For the gory details, you can see my paper.  But here’s what I want you to think about.  Imagine a computer program.  There is a difference between these levels of customizability within a program:

  1. The program has no customizations, you just have to go with what the package offers.
  2. The program has a range of customization settings open to the user, and they can set these to a variety of interesting settings appropriate for their business.
  3. The program makes itself available for a programmer to customize it using a general-purpose programming language.

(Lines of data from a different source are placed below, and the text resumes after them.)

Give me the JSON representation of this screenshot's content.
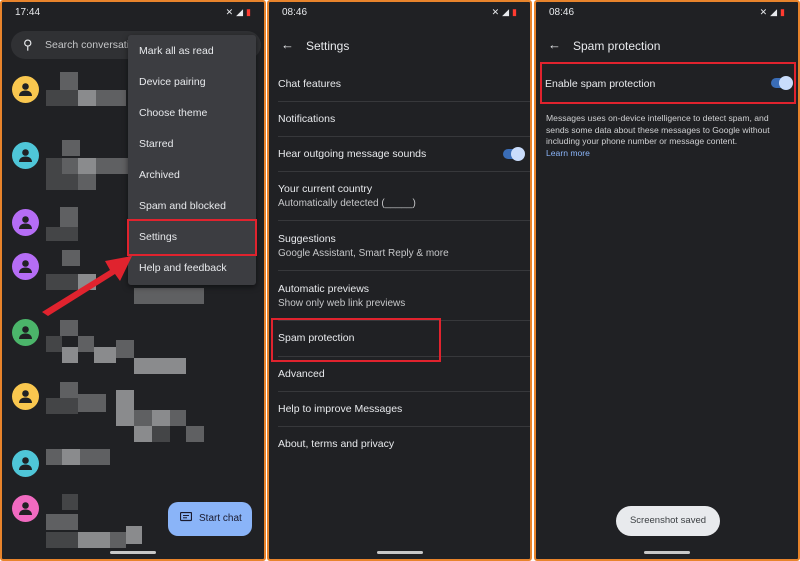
{
  "panel1": {
    "status": {
      "time": "17:44"
    },
    "search": {
      "placeholder": "Search conversati"
    },
    "menu": [
      "Mark all as read",
      "Device pairing",
      "Choose theme",
      "Starred",
      "Archived",
      "Spam and blocked",
      "Settings",
      "Help and feedback"
    ],
    "fab": {
      "label": "Start chat"
    },
    "avatar_colors": [
      "#f9c74f",
      "#4fc6d8",
      "#b56df5",
      "#b56df5",
      "#4bb56a",
      "#f9c74f",
      "#4fc6d8",
      "#f06ac0"
    ],
    "highlight_color": "#e0232e"
  },
  "panel2": {
    "status": {
      "time": "08:46"
    },
    "title": "Settings",
    "items": [
      {
        "title": "Chat features"
      },
      {
        "title": "Notifications"
      },
      {
        "title": "Hear outgoing message sounds",
        "toggle": "on"
      },
      {
        "title": "Your current country",
        "subtitle": "Automatically detected (_____)"
      },
      {
        "title": "Suggestions",
        "subtitle": "Google Assistant, Smart Reply & more"
      },
      {
        "title": "Automatic previews",
        "subtitle": "Show only web link previews"
      },
      {
        "title": "Spam protection"
      },
      {
        "title": "Advanced"
      },
      {
        "title": "Help to improve Messages"
      },
      {
        "title": "About, terms and privacy"
      }
    ]
  },
  "panel3": {
    "status": {
      "time": "08:46"
    },
    "title": "Spam protection",
    "enable_label": "Enable spam protection",
    "toggle": "on",
    "description": "Messages uses on-device intelligence to detect spam, and sends some data about these messages to Google without including your phone number or message content.",
    "learn_more": "Learn more",
    "toast": "Screenshot saved"
  },
  "colors": {
    "background": "#202124",
    "accent": "#8ab4f8",
    "toggle_on": "#3a6db7",
    "frame": "#e8842c"
  }
}
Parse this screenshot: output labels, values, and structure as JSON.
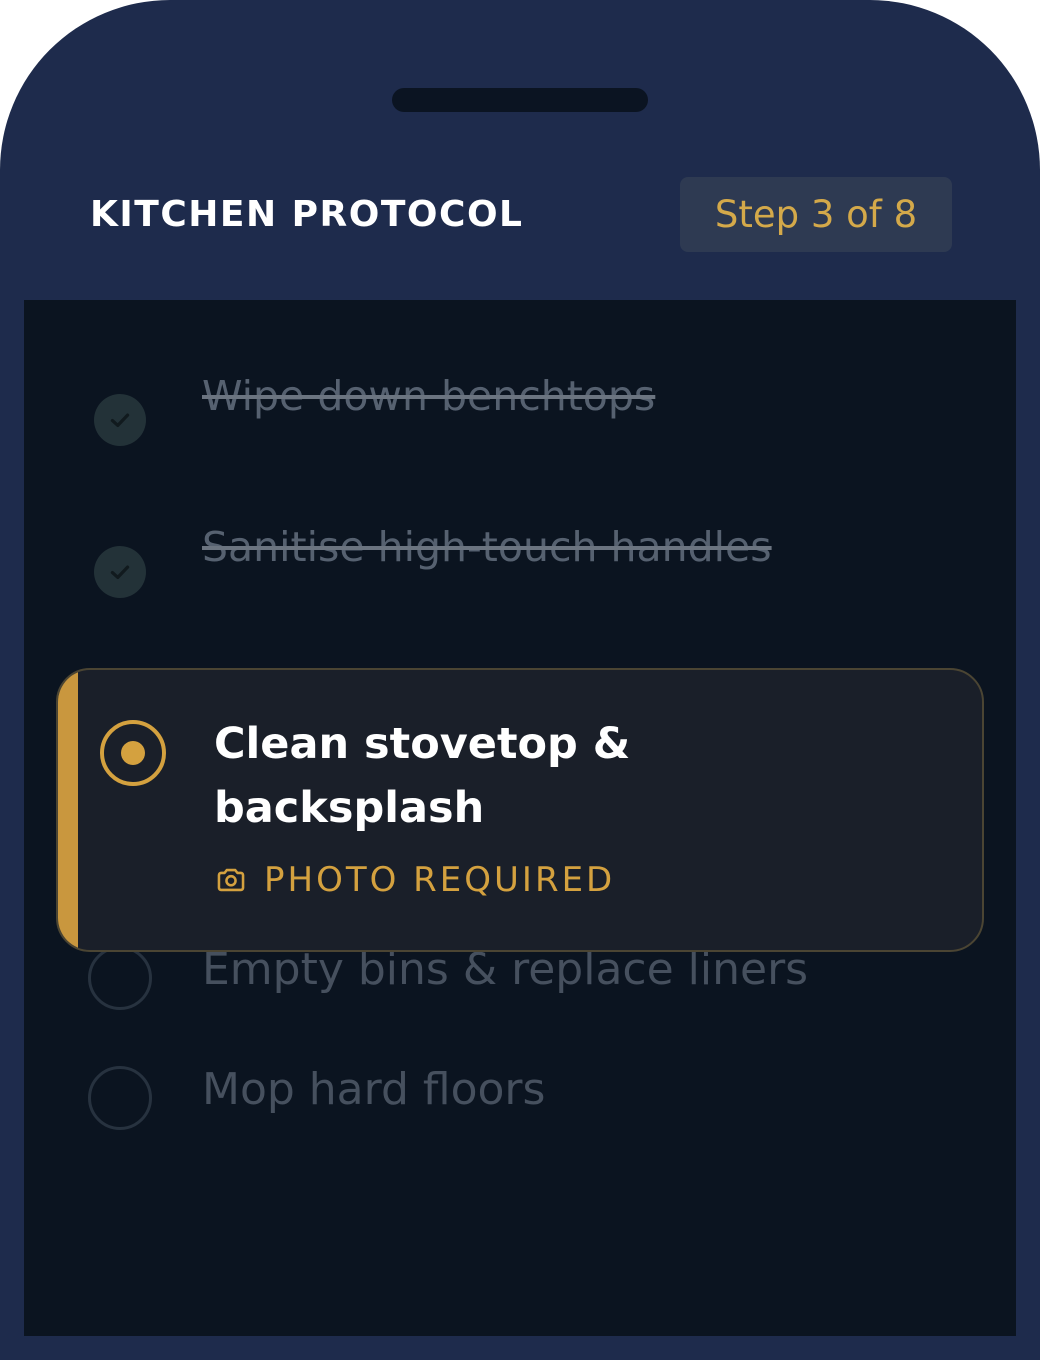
{
  "header": {
    "title": "KITCHEN PROTOCOL",
    "step_badge": "Step 3 of 8"
  },
  "progress": {
    "current_step": 3,
    "total_steps": 8
  },
  "tasks": {
    "completed": [
      {
        "label": "Wipe down benchtops",
        "status": "done"
      },
      {
        "label": "Sanitise high-touch handles",
        "status": "done"
      }
    ],
    "active": {
      "label": "Clean stovetop & backsplash",
      "requirement_label": "PHOTO REQUIRED",
      "requirement_icon": "camera-icon",
      "status": "in-progress"
    },
    "upcoming": [
      {
        "label": "Empty bins & replace liners",
        "status": "pending"
      },
      {
        "label": "Mop hard floors",
        "status": "pending"
      }
    ]
  },
  "colors": {
    "frame": "#1e2b4c",
    "screen": "#0b1420",
    "accent_gold": "#d4a13f",
    "card": "#1a1f29",
    "badge_bg": "#2e3a52"
  }
}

What you see here is not just a rising level of configurability, but also a rising level of intelligence required for making the configurations.  #1 can be configured by an idiot.  #2 can be configured by trial-and-error, and #3 can be configured only by a professional (or perhaps it would be more exact to say that there are aspects of the configuration which can only be used by a professional).

It turns out that there is a type of programming system called a Universal computer.  What makes a Universal computer interesting is that it can, given the right program, compute any computable function.  So it is open-ended.  Here’s the other interesting insight -- Universal computation only arises in chaotic environments.  What makes this so interesting is that a chaotic system, in general, does not give gradual output changes to gradual changes in its programming.  Therefore, to have something “evolve” on a Universal computer it would, by necessity, have to make several leaps to work.  In order to get smooth output changes, which are required by natural selection, one would have to propose a coordinated system of changing the code - something not allowed by naturalistic scenarios, because the changes would have to be coordinated to match the desired gradualistic output.

This provides an answer to my question about information creation versus information shuffling.  If the input domain is open-ended - that is, it is flexible enough to hold the solution to any problem given the right code - then the solution cannot be reached by gradual configurational changes alone, because that is the nature of the way Universal computers behave.  Now, you can design a programming systems where gradual changes to the code lead to gradual changes in the output, and as such would be open to natural selection.  However, these are not Universal computers, and therefore the potential range of results is not open-ended.

Thus, the dichotomy is not necessarily between code and data, but between parameterized programming systems and open-ended programming systems.  If the system is parameterized, then change only happens within the specified parameters.  There may be genuinely new things happening there, but the parameters for their occurrence were specified in advance.  Thus, you can see that the common ID and Creationist claim that “information cannot be created by natural selection” is both true and false.  It is true that open-ended information cannot be created, but if the solution domain is appropriately parameterized, then information can arise within those parameters.

Obviously, this is not a rigorous proof, and if you want a more nuanced version, you should refer to the paper.  But nonetheless, I think that this should give you an idea of the questions that I was attempting to answer and the approach that I took.

There’s a lot more to say about this, but I think this is enough for now.  See the paper for a lot more information, as well as numerous applications.  I especially liked how this related to the evolutionary software Avida in section 3.4.  In any case, this background should help you make sense of what the paper is about and where I am going with it, should you decide to read it.